E’ veramente cosa buona e giusta,
nostro dovere e fonte di salvezza,
rendere grazie sempre e in ogni luogo
a te, Signore, Padre santo, Dio onnipotente ed eterno,
per Cristo nostro Signore.

In lui oggi risplende in piena luce 
il misterioso scambio che ci ha redenti:
la nostra debolezza è assunta dal Verbo, 
l’uomo mortale è innalzato a dignità perenne 
e noi, uniti a te in comunione mirabile, 
condividiamo la tua vita immortale.

Per questo mistero di salvezza, uniti a tutti gli angeli, 
proclamiamo esultanti la tua lode:

Santo, Santo, Santo ...

Vere dignum et iustum est, æquum et salutáre, nos tibi semper et ubíque grátias ágere: Dómine, sancte Pater, omnípotens ætérne Deus: per Christum Dóminum nostrum.
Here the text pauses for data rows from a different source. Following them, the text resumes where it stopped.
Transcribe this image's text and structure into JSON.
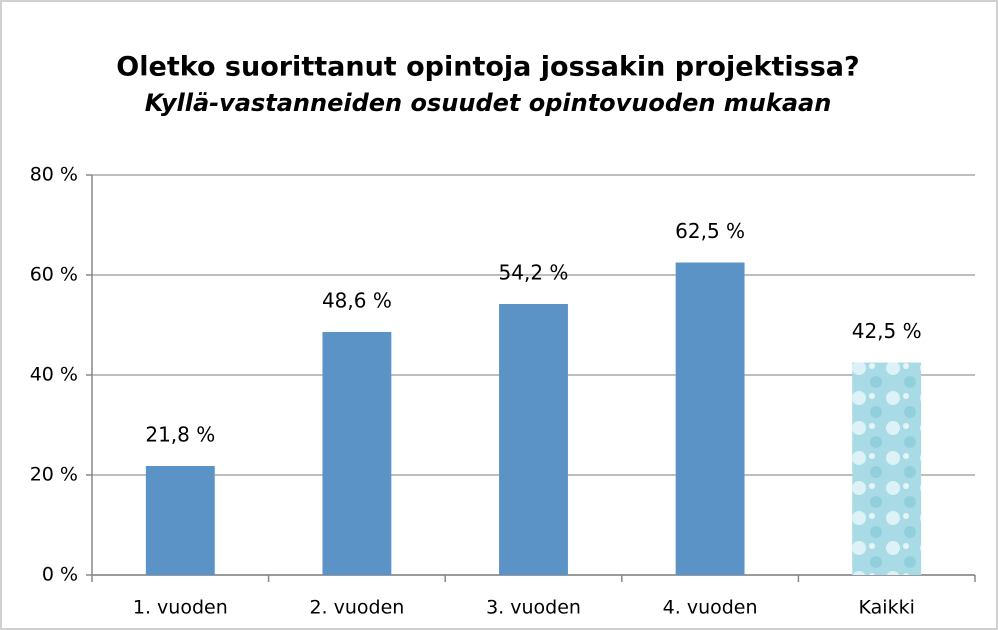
{
  "chart_data": {
    "type": "bar",
    "title": "Oletko suorittanut opintoja jossakin projektissa?",
    "subtitle": "Kyllä-vastanneiden osuudet opintovuoden mukaan",
    "categories": [
      "1. vuoden",
      "2. vuoden",
      "3. vuoden",
      "4. vuoden",
      "Kaikki"
    ],
    "values": [
      21.8,
      48.6,
      54.2,
      62.5,
      42.5
    ],
    "value_labels": [
      "21,8 %",
      "48,6 %",
      "54,2 %",
      "62,5 %",
      "42,5 %"
    ],
    "colors": [
      "#5b93c6",
      "#5b93c6",
      "#5b93c6",
      "#5b93c6",
      "#a8dbe6"
    ],
    "ylim": [
      0,
      80
    ],
    "yticks": [
      {
        "value": 0,
        "label": "0 %"
      },
      {
        "value": 20,
        "label": "20 %"
      },
      {
        "value": 40,
        "label": "40 %"
      },
      {
        "value": 60,
        "label": "60 %"
      },
      {
        "value": 80,
        "label": "80 %"
      }
    ],
    "grid": true
  }
}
Per quem hódie commércium nostræ reparatiónis effúlsit, quia, dum nostra fragílitas a tuo Verbo suscípitur, humána mortálitas non solum in perpétuum transit honórem, sed nos quoque, mirándo consórtio, reddit ætérnos.
Et ídeo, choris angélicis sociáti, te laudámus in gáudio confiténtes:

Sanctus, Sanctus, Sanctus Dóminus Deus Sábaoth.

Quando si recita il Canone Romano si recitano i “Communicantes” propri.

Antifona alla Comunione 
Ap 14,4
Sono stati redenti tra gli uomini,
primizie a Dio e all'Agnello;
essi seguono l'Agnello dovunque vada.

Hi empti sunt ex homínibus, primítiæ Deo et Agno; hi sequúntur Agnum quocúmque íerit.

Dopo la Comunione

Padre misericordioso, che ci hai nutriti alla tua mensa, apri ai tuoi fedeli i tesori della redenzione nella festa dei santi Innocenti, che senza parlare confessarono col sangue il tuo Figlio, Salvatore del mondo. Per Cristo nostro Signore.

Salvatiónis abundántiam tríbue, Dómine, fidélibus in eórum festivitáte tua sancta suméntibus, qui, Fílium tuum humána necdum voce profiténtes, cælésti sunt grátia pro eius nativitáte coronáti. Qui vivit et regnat in sæcula sæculórum.